Some writers defensively said that farmers would use fuel while it was
cheap, would use less when it was not. But that was not quite the main point
in nominating quantities of petroleum based oil required to produce
quantities of seed oil. The simplest, clearest proposition surely is that it
makes no sense to use a larger quantity of a fuel oil to make a smaller
quantity of fuel oil. Is this the case? - that you have to use more than a
gallon of petroleum based fuel to make a gallon of seed oil - as my friend
Ray asserts.
My understanding of the potential corrosive effect of this kind of fuel
derives from correspondence with another, Belgian, friend who works in the
German office of a Japanese car company (no bias there, eh?). He wrote to me
some time ago as follows:
"... in some European countries
including Germany, you can buy "naturally grown" diesel fuel which means,
that
it contains a high percentage of rape seed oil. It burns quite well in the
engine and does normally no harm to the injection pump (it lubricates even
better than our low-sulphur regular diesel fuel) but the problem is that it
may
attack plastic or rubber material within the fuel delivery system. That is
why
some manufacturers recommend not to use it. For others, you can buy
conversion
kits including all sealants and gaskets and plastic parts made of special
material.
The total market share for such special fuel is still under 4% but it is
slightly increasing and propagated by "green" politicians.
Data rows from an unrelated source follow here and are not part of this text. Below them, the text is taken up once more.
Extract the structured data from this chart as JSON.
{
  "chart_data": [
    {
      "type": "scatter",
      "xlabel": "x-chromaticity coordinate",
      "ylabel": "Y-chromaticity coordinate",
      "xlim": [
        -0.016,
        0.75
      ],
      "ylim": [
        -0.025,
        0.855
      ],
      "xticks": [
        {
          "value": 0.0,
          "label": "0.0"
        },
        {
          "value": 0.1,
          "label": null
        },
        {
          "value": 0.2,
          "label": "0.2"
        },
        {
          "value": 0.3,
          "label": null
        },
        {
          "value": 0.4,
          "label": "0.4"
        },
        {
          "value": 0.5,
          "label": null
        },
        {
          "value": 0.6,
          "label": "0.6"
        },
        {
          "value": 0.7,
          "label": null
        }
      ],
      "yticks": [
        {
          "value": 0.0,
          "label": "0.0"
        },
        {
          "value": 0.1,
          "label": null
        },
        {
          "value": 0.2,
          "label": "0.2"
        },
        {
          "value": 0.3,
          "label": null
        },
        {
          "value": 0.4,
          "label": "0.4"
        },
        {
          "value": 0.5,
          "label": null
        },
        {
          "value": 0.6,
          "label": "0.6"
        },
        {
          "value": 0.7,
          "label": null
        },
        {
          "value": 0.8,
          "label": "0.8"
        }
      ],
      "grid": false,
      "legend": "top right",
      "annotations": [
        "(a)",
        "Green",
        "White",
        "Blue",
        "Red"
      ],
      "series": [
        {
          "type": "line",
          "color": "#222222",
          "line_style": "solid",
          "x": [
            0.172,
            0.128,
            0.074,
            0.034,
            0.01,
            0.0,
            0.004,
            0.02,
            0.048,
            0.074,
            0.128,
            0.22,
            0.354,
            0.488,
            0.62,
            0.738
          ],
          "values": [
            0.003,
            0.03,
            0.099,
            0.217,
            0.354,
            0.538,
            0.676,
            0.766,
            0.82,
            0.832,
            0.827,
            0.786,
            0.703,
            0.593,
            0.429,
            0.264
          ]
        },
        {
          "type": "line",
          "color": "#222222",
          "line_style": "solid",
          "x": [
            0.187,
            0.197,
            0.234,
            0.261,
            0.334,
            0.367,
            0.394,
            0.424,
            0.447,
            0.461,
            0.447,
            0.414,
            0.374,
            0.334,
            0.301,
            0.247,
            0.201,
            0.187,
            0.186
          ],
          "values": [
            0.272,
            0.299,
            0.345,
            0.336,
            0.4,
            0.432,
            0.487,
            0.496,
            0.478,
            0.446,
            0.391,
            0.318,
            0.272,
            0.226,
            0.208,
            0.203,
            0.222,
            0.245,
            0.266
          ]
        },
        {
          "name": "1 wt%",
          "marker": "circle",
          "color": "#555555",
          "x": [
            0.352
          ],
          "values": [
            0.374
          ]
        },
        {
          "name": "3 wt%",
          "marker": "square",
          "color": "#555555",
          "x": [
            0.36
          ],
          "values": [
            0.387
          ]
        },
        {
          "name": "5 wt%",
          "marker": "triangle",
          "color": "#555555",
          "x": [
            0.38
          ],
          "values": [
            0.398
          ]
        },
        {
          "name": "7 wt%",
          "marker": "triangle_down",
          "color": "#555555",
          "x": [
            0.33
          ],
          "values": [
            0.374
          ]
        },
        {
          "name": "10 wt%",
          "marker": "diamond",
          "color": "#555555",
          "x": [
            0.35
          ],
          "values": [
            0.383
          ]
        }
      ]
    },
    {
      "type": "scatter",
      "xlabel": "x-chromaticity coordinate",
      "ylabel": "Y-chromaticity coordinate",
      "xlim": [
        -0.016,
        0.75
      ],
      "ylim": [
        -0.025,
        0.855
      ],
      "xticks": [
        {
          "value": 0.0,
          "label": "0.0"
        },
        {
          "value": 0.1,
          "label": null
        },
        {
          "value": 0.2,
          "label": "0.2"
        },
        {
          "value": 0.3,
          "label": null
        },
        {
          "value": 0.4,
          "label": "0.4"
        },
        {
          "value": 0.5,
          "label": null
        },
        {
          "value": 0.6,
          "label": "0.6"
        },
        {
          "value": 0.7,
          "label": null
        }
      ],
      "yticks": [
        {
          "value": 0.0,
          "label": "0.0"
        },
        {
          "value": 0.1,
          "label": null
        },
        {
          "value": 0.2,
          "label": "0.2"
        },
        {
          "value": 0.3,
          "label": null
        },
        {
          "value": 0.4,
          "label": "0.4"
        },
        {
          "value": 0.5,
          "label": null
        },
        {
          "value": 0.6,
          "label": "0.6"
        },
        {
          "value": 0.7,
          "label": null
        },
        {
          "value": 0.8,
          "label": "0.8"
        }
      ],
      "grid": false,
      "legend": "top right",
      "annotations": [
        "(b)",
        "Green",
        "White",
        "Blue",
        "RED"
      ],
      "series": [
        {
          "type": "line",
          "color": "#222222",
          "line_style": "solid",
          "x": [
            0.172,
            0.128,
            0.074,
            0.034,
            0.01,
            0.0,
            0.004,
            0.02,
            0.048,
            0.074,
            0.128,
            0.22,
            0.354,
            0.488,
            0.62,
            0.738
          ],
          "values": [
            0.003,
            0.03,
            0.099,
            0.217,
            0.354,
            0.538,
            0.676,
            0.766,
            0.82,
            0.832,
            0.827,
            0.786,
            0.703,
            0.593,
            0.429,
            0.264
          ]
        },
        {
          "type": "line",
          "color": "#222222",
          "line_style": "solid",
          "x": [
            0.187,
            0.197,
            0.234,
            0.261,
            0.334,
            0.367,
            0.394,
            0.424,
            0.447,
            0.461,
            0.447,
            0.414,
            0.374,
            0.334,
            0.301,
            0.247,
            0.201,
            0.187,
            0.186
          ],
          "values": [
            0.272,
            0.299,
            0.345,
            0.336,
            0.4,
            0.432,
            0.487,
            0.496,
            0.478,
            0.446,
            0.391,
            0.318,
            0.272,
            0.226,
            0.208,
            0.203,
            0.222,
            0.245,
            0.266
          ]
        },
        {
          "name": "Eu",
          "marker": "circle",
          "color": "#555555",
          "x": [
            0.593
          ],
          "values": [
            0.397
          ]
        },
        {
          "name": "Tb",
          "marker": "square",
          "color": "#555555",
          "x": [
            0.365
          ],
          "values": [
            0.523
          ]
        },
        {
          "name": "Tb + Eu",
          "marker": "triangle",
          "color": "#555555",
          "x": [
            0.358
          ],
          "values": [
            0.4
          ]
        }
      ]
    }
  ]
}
If you are standing behind a car that uses this diesel fuel, you can smell
it;
it smells like somebody is making french fries next door."
Ken had written:
"As well, it is only fair to the guy who hand
bred the rapeseed (no bio-engineering here, just stoop labour), to
differentiate between rapeseed oil which is industrial stuff, and canola
oil, which was specifically bred to be wholesome for us homer saps. In
the provinces in Canada where canola its grown, it is illegal to grow
rape seed for fear of cross-pollination and contamination. It's unfair
and malicious to lump the two together, and I'm not sure what the agenda
is here. Care to explain it?
I acknowledge the clarification re rape and canola Ken, though I have not
seen the case for canola being healthier for people than rape seed - but
would be glad to know what it is. There was no malice intended in the
lumping.
I must say that I have moved in the past year or so to the view that
unsaturated oils are not desirable human food, in the way that they are
touted to be in conventional literature, and undoubtedly are among those who
seek to produce a good product. They assumed a marketed dietary role notably
after they lost ground to the petroleum oils in the paint market. They
succeed as paint thinners because they form films and membranes. They
'rancidify' - to use the term of biochemistry texts - at room or body
temperature. As they are, by definition, in their unsaturation, readily
oxidised, they are primary candidates for combination with free radicals
[active oxygen forms] arising from natural inefficiency in cellular
metabolic processes. While they are effective as antifreeze for seed in
frozen winter environments, their value to mammals running at 37c [98.6F] is
not so clear to me, given that it is at such temperatures that they are
vulnerable. We are encouraged to substitute unsaturated oils for saturated
oils, especially where there is cholesterol at high levels in the blood. The
irony is that the more unsaturated oil we consume, the more likely it is
that our capacity to convert cholesterol to steroid hormones will be
depressed - and thus, perhaps, the more likely to be higher blood levels
(though there are lots of variables there, including exercise and overall
diet). I know this sounds at odds with so much conventional wisdom. It did
so to me when I first read these arguments from endocrine physiologist Ray
Peat (see esp. nutrition papers at http://www.efn.org/~raypeat/ ) a year or
so ago - which led me into biochemistry texts which seemed to support Peat
rather than the heart industry arguments.
That's a very brief explanation of my start point. I'm not sure that I was
regarding it as an agenda, though perhaps it should be.